Danish prerequisites

Denmark has strong scientific presence within neuroscience, patient databases, pharmaceutical industry with CNS focus, and a fast developing MedTech industry.
Effects and potentials

Effect, short term (3-5 years): Integral to the increased understanding of the pathophysiology of the described neurological disorders will be identification of quantifiable biomarkers allowing design of an efficacious treatment regimen (consisting of individual or combinations of existing drugs) for the individual patient.

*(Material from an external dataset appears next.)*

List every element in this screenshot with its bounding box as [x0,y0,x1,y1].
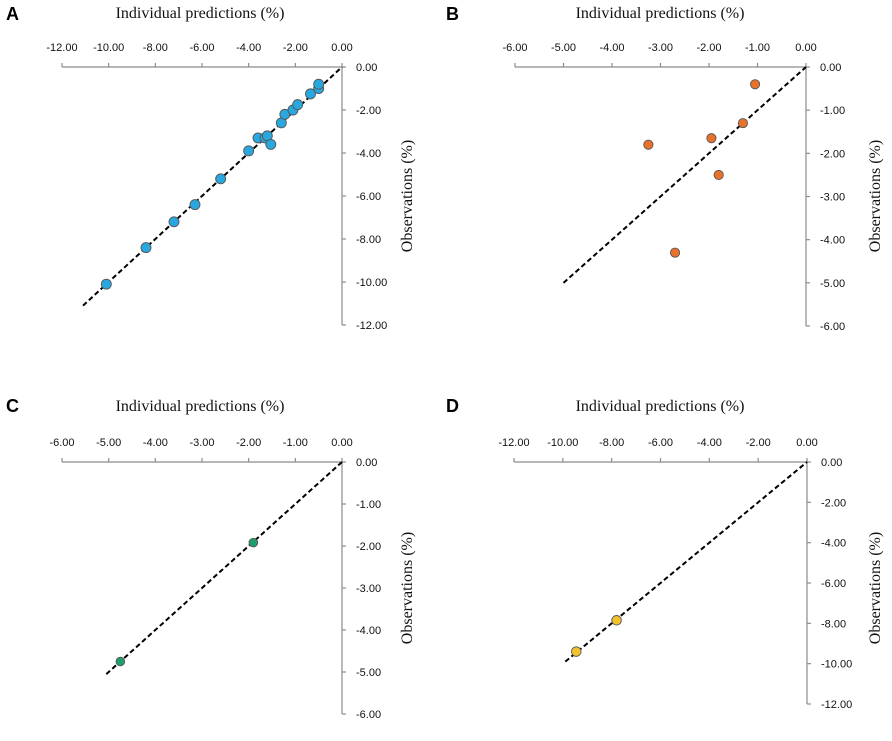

Identification of biomarkers (ex. profiling of neurotransmission; mathematical modeling of EEG patterns) opens for development of Point-of-Care technologies.
Present first-line medical treatment of depression and chronic pain only show effect in approx. 30% of the patients – an improved efficacy will provide tremendous benefits to patients and society.
Intelligent design of drug-drug combinations is expected to become essential within most therapeutic areas in the future. EU has thus an open IMI call with the topic: “Development of drug-drug combinations”. The present scientific endeavor has the potential to provide a “handle” for designing such combinations within the area of CNS related diseases.

Effect, long term (>3-10 years): The pharmaceutical industry is heavily interested in obtaining novel animal models for drug profiling. Present models translate insufficiently to the human situation. Identification of quantifiable biomarkers is essential when stratifying patients for clinical trials and subsequent commercialization of drugs may require accompanying bioassay.
Beyond the human market there is an increasing interest within the veterinary area to provide improved treatment of chronic pain.